Yet for all of its sinews, McKinnon again and again turns the question of how we live in the natural world to one of how we hold it in our minds and our memories. In essence, the book is a love story, maybe the oldest one: between humankind, conscious and curious, and the stuff that grows around us, invoking and sustaining our desires, informing our ideas of who we are. McKinnon puts it thus: “The lone person on a wild landscape is a baseline of human liberty, a condition in which we are restrained only by physical limits and the bounds of our own consciousness.”
In Feral, Monbiot refers to the phenomenon of ecological boredom brought on by “restraint and sublimation” of those instincts that carried us through a not-so-distant past devoid of technological conveniences. Monbiot’s life is full of intrepid adventure, and it’s sometimes hard to relate to a man who strides around hauling dead deer up onto his shoulders. (Several chapters of Feral are largely accounts of really exciting fishing trips.)
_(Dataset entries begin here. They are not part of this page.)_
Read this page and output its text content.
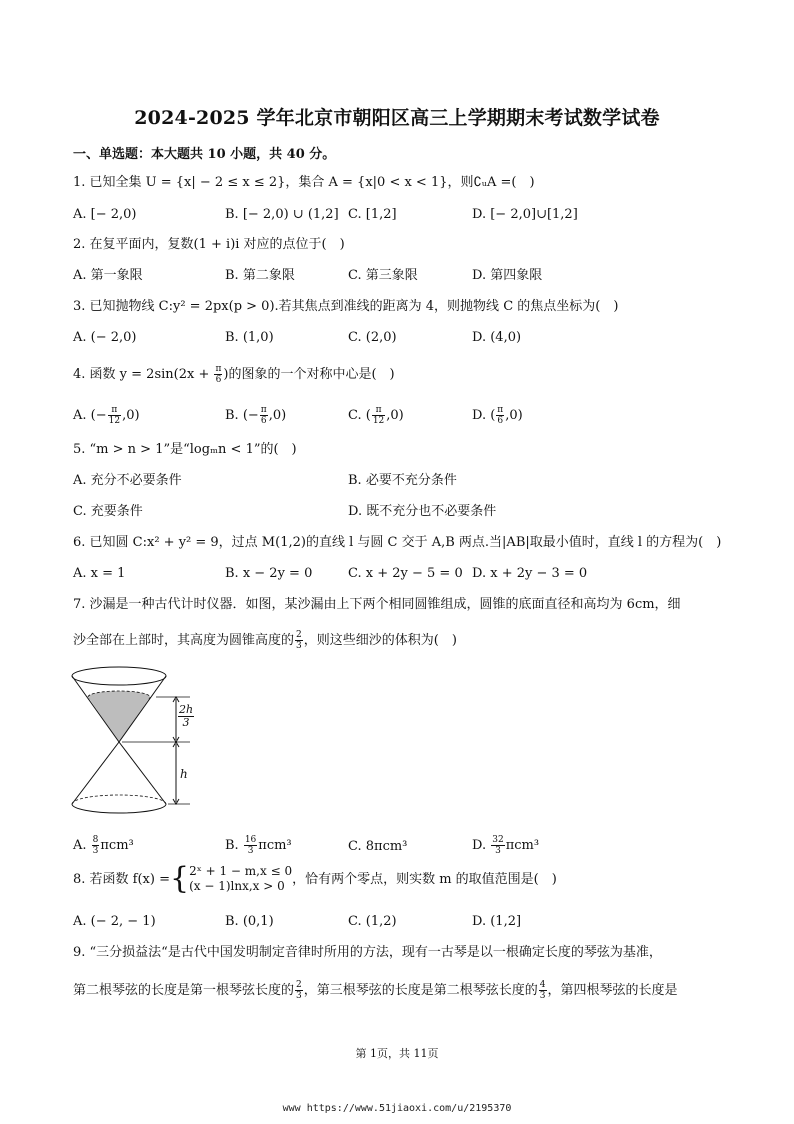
2024-2025 学年北京市朝阳区高三上学期期末考试数学试卷
一、单选题：本大题共 10 小题，共 40 分。
1. 已知全集 U = {x| − 2 ≤ x ≤ 2}，集合 A = {x|0 < x < 1}，则∁ᵤA =(　)
A. [− 2,0)	B. [− 2,0) ∪ (1,2] C. [1,2]	D. [− 2,0]∪[1,2]
2. 在复平面内，复数(1 + i)i 对应的点位于(　)
A. 第一象限	B. 第二象限	C. 第三象限	D. 第四象限
3. 已知抛物线 C:y² = 2px(p > 0).若其焦点到准线的距离为 4，则抛物线 C 的焦点坐标为(　)
A. (− 2,0)	B. (1,0)	C. (2,0)	D. (4,0)
4. 函数 $y = 2\sin(2x + \frac{\pi}{6}$ )的图象的一个对称中心是(　)
A. (− $\frac{\pi}{12} ,0$)	B. (− $\frac{\pi}{6} ,0$)	C. ( $\frac{\pi}{12} ,0$)	D. ( $\frac{\pi}{6} ,0$)
5. “m > n > 1”是“logₘn < 1”的(　)
A. 充分不必要条件	B. 必要不充分条件
C. 充要条件	D. 既不充分也不必要条件
6. 已知圆 C:x² + y² = 9，过点 M(1,2)的直线 l 与圆 C 交于 A,B 两点.当|AB|取最小值时，直线 l 的方程为(　)
A. x = 1	B. x − 2y = 0	C. x + 2y − 5 = 0 D. x + 2y − 3 = 0
7. 沙漏是一种古代计时仪器．如图，某沙漏由上下两个相同圆锥组成，圆锥的底面直径和高均为 6cm，细
沙全部在上部时，其高度为圆锥高度的 $\frac{2}{3}$ ，则这些细沙的体积为(　)
$\frac{2h}{3}$
h
A. $\frac{8}{3} \pi cm^3$	B. $\frac{16}{3} \pi cm^3$	C. 8πcm³	D. $\frac{32}{3} \pi cm^3$
8. 若函数 f(x) = { 2ˣ + 1 − m,x ≤ 0
(x − 1)lnx,x > 0 ，恰有两个零点，则实数 m 的取值范围是(　)
A. (− 2, − 1)	B. (0,1)	C. (1,2)	D. (1,2]
9. “三分损益法“是古代中国发明制定音律时所用的方法，现有一古琴是以一根确定长度的琴弦为基准，
第二根琴弦的长度是第一根琴弦长度的 $\frac{2}{3}$ ，第三根琴弦的长度是第二根琴弦长度的 $\frac{4}{3}$ ，第四根琴弦的长度是
第 1页，共 11页
www https://www.51jiaoxi.com/u/2195370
MacKinnon knows the same ache, but – perhaps as someone who lives in the lush greenness of British Columbia and not on a continent gardened into submission – his tone is less crazed, his gaze wider, more awed. At times, he writes like a fabulist (“Once, in Argentina, I saw a city disappear”) and his prose is a reminder that the gifts of nature are also gifts to language. We meet quokkas and numbats and glyptodonts, and a wave of stampeding beasts fearsome enough to drive away an invading armada – “tortoises, snakes, lizards, voles and mice, armadillos, foxes, wild cats, ground birds, songbirds, even vultures, even locusts … a storm lit from within by the flash of teeth and the whites of eyes.”
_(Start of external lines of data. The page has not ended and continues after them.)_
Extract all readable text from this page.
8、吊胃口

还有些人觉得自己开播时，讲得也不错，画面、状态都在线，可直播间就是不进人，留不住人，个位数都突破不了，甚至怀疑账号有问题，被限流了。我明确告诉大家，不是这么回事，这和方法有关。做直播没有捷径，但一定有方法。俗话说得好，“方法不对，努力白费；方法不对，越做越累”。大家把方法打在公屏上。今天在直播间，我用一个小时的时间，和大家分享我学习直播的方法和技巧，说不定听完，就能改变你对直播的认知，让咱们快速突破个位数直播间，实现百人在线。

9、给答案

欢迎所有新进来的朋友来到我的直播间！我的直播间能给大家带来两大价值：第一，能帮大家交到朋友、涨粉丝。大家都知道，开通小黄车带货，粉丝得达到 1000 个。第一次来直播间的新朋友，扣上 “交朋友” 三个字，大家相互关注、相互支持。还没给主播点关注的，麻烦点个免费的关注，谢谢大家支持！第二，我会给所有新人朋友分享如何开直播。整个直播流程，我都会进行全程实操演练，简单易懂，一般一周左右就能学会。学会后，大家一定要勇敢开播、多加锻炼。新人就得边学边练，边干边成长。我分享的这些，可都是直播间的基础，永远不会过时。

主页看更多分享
The diagnosis that emerges from the oasis is revelatory: When it comes to nature, ours is a failure of the imagination. Although the process is physical, our combined butchering, razing and consuming of the Earth’s total biomass is a feedback loop eating away at our capacity for wonder. Our memory of nature is in tatters; we can’t conceive of what we’ve lost, even as it disappears before our eyes.
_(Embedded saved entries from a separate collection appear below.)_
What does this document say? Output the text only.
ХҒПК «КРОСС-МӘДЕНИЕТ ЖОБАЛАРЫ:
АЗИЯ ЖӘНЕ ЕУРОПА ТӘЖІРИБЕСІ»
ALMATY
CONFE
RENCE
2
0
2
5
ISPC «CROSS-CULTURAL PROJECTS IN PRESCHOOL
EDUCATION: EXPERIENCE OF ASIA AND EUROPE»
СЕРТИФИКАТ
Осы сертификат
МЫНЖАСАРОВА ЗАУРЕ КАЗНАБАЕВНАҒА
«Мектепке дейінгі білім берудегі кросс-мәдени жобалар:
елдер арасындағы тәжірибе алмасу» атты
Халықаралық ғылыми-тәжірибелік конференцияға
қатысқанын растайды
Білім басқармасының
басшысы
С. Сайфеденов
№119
McKinnon tells a story about beekeepers in central China. When their bees started to disappear (the mysterious “Colony Collapse Syndrome”) they hired workers to pollinate the blossoms by hand, using chopsticks tufted with feathers. A study conducted 15 years later found that the farmers preferred the efficiency and obedience of human workers to the natural whims of the bees. Human pollination was better for the bottom line. (To their credit, the researchers concluded, “Market valuation is an exercise for people who have lost all sense of ecological embeddedness.”) At the heart of both books is a term for our ongoing forgetfulness. First described by University of British Columbia fisheries scientist Daniel Pauly, Shifting Baseline Syndrome is what happens when each generation grows up believing what it started with is normal, rather than one step in a long story of human impact. Over the generations, monsters that actually lived turn into tall tales.
There’s great sadness in humankind losing the capacity to be awed by anything but ourselves. In the culture at large, you can sense a certain yearning for a wilder life, closer contact with what the Romantics called the Sublime. It is there in Norwegian novelist Erlend Loe’s Doppler, about a man who takes to the woods to live with a moose. Or in Paul Bogard’s book The End of Night, a quest for darkness in an electrified world. It’s also the best explanation I have found for why people are willing to endure cottage country traffic for a few hours among the pines.